Starting coordinate descent from all-zeros is not recommended. When all other
items are at $\lambda_j = 0$, each single-item improvement is diluted across the
full ability-risk criterion, making improvements hard to detect. The recommended
workflow is:

1. Fit the scalar global optimum with `tune_lambda_ability_risk(..., fit_fn =
   fit_mixed_subjects_mml)`.
2. Pass that global value as `init_lambda` to `tune_lambda_ability_risk_item()`.
3. The coordinate descent then identifies which items should deviate from the
   global default — raising $\lambda_j$ for well-predicted items and lowering it
   for poorly-predicted ones.

## Approximation caveat

The per-item lambda coordinate descent uses the **frozen Q-function** (not the
full marginal-MML objective) for each candidate evaluation.

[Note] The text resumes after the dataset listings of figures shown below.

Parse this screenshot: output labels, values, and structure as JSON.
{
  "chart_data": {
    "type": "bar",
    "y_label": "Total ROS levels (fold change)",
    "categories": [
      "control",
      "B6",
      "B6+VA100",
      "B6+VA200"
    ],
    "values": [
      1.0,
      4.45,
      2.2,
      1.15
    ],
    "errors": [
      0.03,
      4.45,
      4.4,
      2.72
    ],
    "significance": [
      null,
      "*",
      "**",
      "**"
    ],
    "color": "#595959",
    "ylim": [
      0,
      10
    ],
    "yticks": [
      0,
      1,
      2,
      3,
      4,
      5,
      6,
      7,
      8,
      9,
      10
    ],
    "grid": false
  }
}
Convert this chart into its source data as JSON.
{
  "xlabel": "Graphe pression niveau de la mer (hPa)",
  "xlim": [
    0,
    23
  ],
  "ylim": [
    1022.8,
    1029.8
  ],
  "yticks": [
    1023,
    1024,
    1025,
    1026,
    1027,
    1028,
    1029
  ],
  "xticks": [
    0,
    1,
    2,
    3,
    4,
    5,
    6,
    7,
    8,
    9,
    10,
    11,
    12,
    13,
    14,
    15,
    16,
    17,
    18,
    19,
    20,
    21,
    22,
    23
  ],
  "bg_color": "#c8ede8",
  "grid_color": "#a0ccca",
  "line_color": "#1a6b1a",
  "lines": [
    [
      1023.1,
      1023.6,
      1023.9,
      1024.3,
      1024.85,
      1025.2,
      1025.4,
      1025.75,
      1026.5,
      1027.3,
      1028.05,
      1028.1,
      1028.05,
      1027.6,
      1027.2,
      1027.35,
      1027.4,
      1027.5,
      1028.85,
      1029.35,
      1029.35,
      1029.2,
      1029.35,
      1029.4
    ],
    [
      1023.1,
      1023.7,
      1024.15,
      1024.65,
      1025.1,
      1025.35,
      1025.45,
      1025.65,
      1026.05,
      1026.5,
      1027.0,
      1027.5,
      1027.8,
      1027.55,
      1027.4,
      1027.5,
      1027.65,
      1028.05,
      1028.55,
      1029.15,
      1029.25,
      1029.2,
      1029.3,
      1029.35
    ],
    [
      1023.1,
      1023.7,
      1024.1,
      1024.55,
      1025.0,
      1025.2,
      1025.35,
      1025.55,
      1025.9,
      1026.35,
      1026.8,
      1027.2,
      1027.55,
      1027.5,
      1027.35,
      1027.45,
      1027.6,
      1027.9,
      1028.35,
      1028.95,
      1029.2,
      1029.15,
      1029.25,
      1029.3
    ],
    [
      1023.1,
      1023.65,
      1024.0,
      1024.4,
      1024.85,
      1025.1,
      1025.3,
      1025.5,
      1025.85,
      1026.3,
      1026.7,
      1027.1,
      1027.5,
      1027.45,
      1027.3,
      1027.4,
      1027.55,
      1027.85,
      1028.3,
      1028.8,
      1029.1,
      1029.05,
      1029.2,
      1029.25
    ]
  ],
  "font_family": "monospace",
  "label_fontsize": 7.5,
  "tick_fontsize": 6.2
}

This is necessary
because the IRT marginal likelihood integrates the joint response pattern and
does not decompose item-wise. The approximation is good when `initial_pars` is
close to the converged parameters. For final reporting, always:

- Compare the per-item fit against the scalar MML baseline.
- Report per-item results as approximate / experimental.
- Use `vcov(item_tuned$final_fit)` for uncertainty (which applies `vcov_mixed_subjects`
  with the vector-lambda bread and meat scaling).